Lagi seru-serunya nonton film di bioskop terus
tiba-tiba di-pause 15 menit? Seumur-umur, baru kali itu saya
alami.
Sabtu sore tanggal 23 November, saya ke CineMec di Ede
untuk nonton The Hunger Games: Catching Fire. Tidak ada bioskop di Wageningen,
yang paling dekat ya di Ede itu. Cuma 10 menit naik Bus 88. Saya sempat sounding ke teman-teman kuliah untuk
nonton Catching Fire, tidak ada yang minat -_____- Yasudah, saya jalan sendiri.
Turun di Halte Stadspoort, saya langsung menyeberang ke
CineMec. Sebelumnya, saya sudah beli tiket secara online seharga 9.50 EUR.
Tiketnya tidak perlu di-print. Tinggal
tunjukkan saja barcode tiket di HP ke petugas jaga. Lima belas menit
sebelum jadwal pukul 15.30, sudah terlihat antrian di CineMec 1 untuk Catching
Fire. Saya ikut mengantri di situ. Sepertinya cuma saya yang datang sendiri.

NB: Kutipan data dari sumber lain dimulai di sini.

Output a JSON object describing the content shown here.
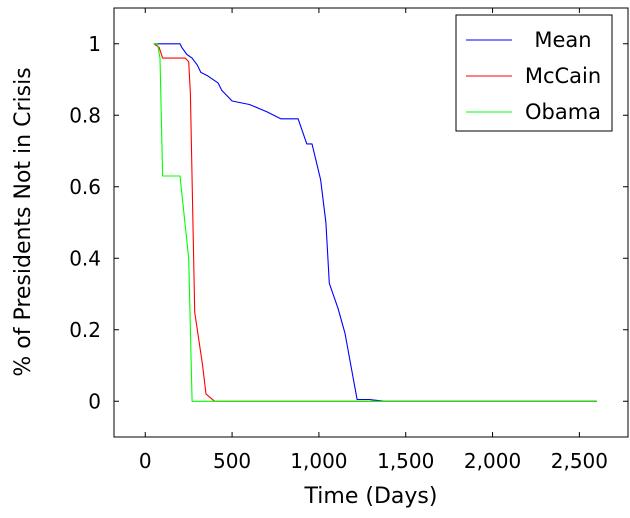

Yang lain rata-rata couple, atau sekelompok
teman, atau keluarga dengan anak-anak kecil.
Beda dengan tiket bioskop di Indonesia yang jelas baris
dan nomor tempat duduknya, tiket di sini hanya punya nomor baris. Duduknya
terserah. Saya dapat baris 5, sudah ada dua orang yang duduk di tengah. Saya
ikut ke tengah.
Ruangan bioskopnya tidak terlalu besar. Udara di dalam
tidak sedingin di luar. Kalau di Jakarta saya memakai jaket di bioskop karena
AC yang dingin, di sini saya malah lepas jaket.
Sebelum film dimulai, ada petugas yang memberikan
pengarahan. Tentang apa? Mungkin tentang evakuasi dalam keadaan darurat. Dia
ngomong dengan Bahasa Belanda soalnya, jadi saya cuma bisa mengira-ira. Tiba-tiba
dia menanyakan sesuatu dan beberapa orang tunjuk tangan. Sumpah saya clueless.
Anyway,
akhirnya filmnya dimulai. Layarnya jernih, seperti di XXI
Epicentrum. Satu kelas lebih bagus daripada layar 21 Setiabudi. Ada subtitle Dutch, yang kadang-kadang
terbaca saking seringnya nonton bioskop dengan subtitle Bahasa.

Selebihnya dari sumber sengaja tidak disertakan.